Generally when a game features smart-mouthed teens fighting against the world, I roll my eyes, but Young Souls from developer 1P2P Studios made me a believer. With a striking art-style and challenging but fun combat the game has more depth than meets the eye and delivers a fun experience.
The story revolves around Jenn and Tristan, twins adopted by a mild-mannered scientist who disappears suddenly. They discover he was helping protect a portal to a goblin dimension that is determined to invade earth.
Jumping through the portal, the twins are thrust into an adventure that tests even their inexhaustible sprits. On the way they meet denizens of the goblin realm, allies they didn’t know existed on Earth, and grow their skills as they battle through four unique biomes to try and protect Earth and save their adoptive father.
While Young Souls is presented without any voiceovers, the dialog and little narrative moments add a lot of nuance to the game. It shows us the Goblin Kingdoms preparations and how Jenn and Tristan are dealing with all of their experiences through dialog snippets and cutscenes.
The game is designed from the ground up to be played solo or co-op. Jenn and Tristan start the game as exactly the same. Their equipment and stats are identical but as the game progresses, equipment, training stats and playstyles make them distinctly different.
As the worlds are explored different weapon types, armors and clothes can be found that give unique skills, speeds and attack types. This means Jenn could be built as a heavy weapon tank and Tristan a dual-dagger-wielding speedster.
When playing solo each character is switchable with a quick button press, making some quick tactics possible; in co-op each is controlled by a separate player. They also each have one revive (or additional life) available so if they are both defeated twice in a run it is back to the main hub.
Combat is relatively simple, with a block/parry action, simple and charged attack, skills (unlockable with weapons or accessories) and special accessory attacks being the extent of the options. This makes combat snappy and simple yet still challenging and fun, more of a beat-em-up than a straight action RPG.
Exploration is one of my favorite aspects of Young Souls thanks to how well it implements fast travel. Once all the Earth zones are discovered they can be traveled to in a hurry. This made shopping, leveling or the occasional delivery quests a breeze.

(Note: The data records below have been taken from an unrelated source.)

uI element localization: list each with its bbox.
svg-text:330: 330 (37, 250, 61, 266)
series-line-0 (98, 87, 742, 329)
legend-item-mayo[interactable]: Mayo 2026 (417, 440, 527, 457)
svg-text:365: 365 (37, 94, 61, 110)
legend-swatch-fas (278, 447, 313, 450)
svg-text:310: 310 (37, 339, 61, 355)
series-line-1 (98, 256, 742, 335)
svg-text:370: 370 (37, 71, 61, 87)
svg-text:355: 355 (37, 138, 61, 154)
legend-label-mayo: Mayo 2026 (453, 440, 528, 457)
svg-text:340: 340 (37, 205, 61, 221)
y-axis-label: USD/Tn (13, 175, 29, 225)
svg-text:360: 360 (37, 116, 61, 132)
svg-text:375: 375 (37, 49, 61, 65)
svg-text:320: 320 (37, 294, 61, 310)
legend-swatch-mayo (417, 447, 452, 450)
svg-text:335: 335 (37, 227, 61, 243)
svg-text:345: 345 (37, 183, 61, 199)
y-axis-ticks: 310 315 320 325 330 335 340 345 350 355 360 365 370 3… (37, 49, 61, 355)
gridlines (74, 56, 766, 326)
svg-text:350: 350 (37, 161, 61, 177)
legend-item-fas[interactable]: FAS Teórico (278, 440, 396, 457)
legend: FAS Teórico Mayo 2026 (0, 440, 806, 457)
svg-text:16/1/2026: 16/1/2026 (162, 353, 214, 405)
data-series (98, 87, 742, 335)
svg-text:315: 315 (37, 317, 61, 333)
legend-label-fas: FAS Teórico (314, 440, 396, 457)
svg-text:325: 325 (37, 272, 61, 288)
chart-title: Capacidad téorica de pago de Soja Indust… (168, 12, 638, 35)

As far as the dungeons are concerned, traveling through the Goblin Kingdoms is pretty standard, but every major area has a gate so it can be returned to once discovered from the main hub. Every level has some gated areas that need special keys to unlock so they are revisited as the game progresses.
This adds a Metroidvania-lite aspect to Young Souls that is actually fun and not overwhelming. The progression aspects of the game are based around leveling, getting better gear (and upgrading it) and beating bosses to get more keys and explore further.
The Final Word
The whole package seems relatively simple but actually has a depth that is not overwhelming and leads to a satisfying and fun experience. There is a nice if fluffy narrative flair to the game that pulls the story along, and the exploration and loot makes some nice hooks to keep progressing fresh.
With a beautiful art-style, fun combat, interesting worlds and a good balance of loot and exploration Young Souls is an enjoyable experience that does not overstay its welcome.